L’evoluzione della cultura e della storia ci raccontano della Cisl come sindacato europeo ed europeista, aperto al mondo, paladino dei diritti democratici e associativi in ogni angolo del pianeta, mai restio all’incontro con culture diverse.
Se è fondamentale l’apporto di Mario Romani e della sua conoscenza diretta del sindacalismo anglosassone e in particolare nordamericano, al contempo è rilevante la dimensione europea della cultura della Cisl attraverso gli influssi del personalismo francese o del modello di partecipazione tedesco.
È, però, altrettanto utile capire le dinamiche di una naturale sintonia nell’incontro della Cisl con il nascente e appassionante sindacalismo libero latinoamericano (ma anche la vicinanza, meno conosciuta con il sindacato dei braccianti nel Sud degli Stati Uniti).
Non va dimenticato come la Cisl, in questo caso anche in cooperazione con Cgil e Uil, ma con una sua innegabile forza e specificità, si sia impegnata nel sostenere il sindacalismo democratico e la transizione dal socialismo reale nei paesi dell’Est Europa, a partire dalla Polonia.
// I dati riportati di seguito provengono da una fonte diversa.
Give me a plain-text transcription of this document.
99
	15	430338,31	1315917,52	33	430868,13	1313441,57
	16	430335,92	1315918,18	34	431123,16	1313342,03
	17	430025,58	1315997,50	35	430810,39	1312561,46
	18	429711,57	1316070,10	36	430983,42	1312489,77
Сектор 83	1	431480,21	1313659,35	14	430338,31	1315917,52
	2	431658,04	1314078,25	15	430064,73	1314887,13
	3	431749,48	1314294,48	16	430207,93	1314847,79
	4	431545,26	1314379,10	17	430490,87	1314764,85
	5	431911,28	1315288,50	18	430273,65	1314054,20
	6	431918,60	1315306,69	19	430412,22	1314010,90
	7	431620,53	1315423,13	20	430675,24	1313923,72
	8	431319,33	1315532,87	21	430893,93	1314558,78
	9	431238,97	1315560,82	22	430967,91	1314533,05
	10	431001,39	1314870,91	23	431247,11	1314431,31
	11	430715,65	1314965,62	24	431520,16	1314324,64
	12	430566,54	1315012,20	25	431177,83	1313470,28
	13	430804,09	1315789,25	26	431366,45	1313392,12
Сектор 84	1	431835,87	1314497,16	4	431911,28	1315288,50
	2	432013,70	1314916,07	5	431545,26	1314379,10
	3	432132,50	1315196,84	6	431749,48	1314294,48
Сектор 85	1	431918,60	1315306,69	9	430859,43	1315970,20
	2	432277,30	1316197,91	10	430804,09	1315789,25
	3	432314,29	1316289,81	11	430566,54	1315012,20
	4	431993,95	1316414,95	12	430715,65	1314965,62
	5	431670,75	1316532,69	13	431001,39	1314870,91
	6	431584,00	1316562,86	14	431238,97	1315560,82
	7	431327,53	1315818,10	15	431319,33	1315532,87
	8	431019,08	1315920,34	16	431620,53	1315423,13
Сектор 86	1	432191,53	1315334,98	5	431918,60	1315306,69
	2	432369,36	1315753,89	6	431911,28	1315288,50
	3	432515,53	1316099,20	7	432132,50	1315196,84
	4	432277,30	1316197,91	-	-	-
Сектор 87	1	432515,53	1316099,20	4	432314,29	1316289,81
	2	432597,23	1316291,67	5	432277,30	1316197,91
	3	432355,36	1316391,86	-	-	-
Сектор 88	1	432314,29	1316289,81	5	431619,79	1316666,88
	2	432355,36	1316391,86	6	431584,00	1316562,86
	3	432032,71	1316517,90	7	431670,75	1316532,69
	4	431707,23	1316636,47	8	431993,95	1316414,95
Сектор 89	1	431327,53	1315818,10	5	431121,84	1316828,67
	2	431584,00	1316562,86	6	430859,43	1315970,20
Come afferma Bruno Manghi (2021): «ripercorrendo tutti questi sentieri e questi incontri: è molto forte il senso di quanto abbiamo appreso e, al tempo stesso, di quanto abbiamo condiviso, seminando nel contesto mondiale, viaggiando, interloquendo, studiando, discutendo, sperimentando […]. Se penso alla dimensione internazionale, non posso non tornare al valore di quanto abbiano ritenuto importante i nostri padri fondatori essere cittadini del mondo […]. La Cisl discusse e fece una scelta non scontata: quella del sindacalismo libero e non del sindacalismo di matrice confessionale. Tutto ciò ci proiettò automaticamente in una dimensione internazionale e mondiale che aprì pienamente i nostri orizzonti, le nostre influenze reciproche, perfino le nostre letture».
Risuona, nella cultura nell’azione della Cisl, la nota frase di Giorgio La Pira: «il desiderio di libertà è il più vitale tra i desideri dell’uomo. Più è violato, più rinvigorisce, perché la libertà è una fortezza imprendibile nella quale saldamente si rinserra la personalità dell’uomo».
- Conclusioni. La Cisl: due culture e mezzo?
Come riassumere quindi la cultura sindacale e del lavoro della Cisl?
Scriveva Bruno Manghi in occasione del trentennale della Confederazione: «Abbiamo in comune un codice, un codice composto di valori, pregiudizi e parole, un codice che ci ha permesso di scontrarci, di cambiare, di ritrovarci» (Manghi, 1980).
Ma da dove viene, si chiedeva lo stesso Manghi, il codice identitario e del lavoro della Cisl?
Scriveva il sociologo torinese: «sul terreno del cattolicesimo sociale italiano si inserisce, nell’ansia di intraprendere il futuro ed insieme di aprirsi al di là della provincia nostra, il messaggio unionista nelle sue varie filosofie nord americane e britanniche, con la sua fiducia nella negoziazione, con la centratura sul luogo di lavoro e sulla categoria, intesa come momento non eliminabile della presa di coscienza dei lavoratori» (Manghi, 1980).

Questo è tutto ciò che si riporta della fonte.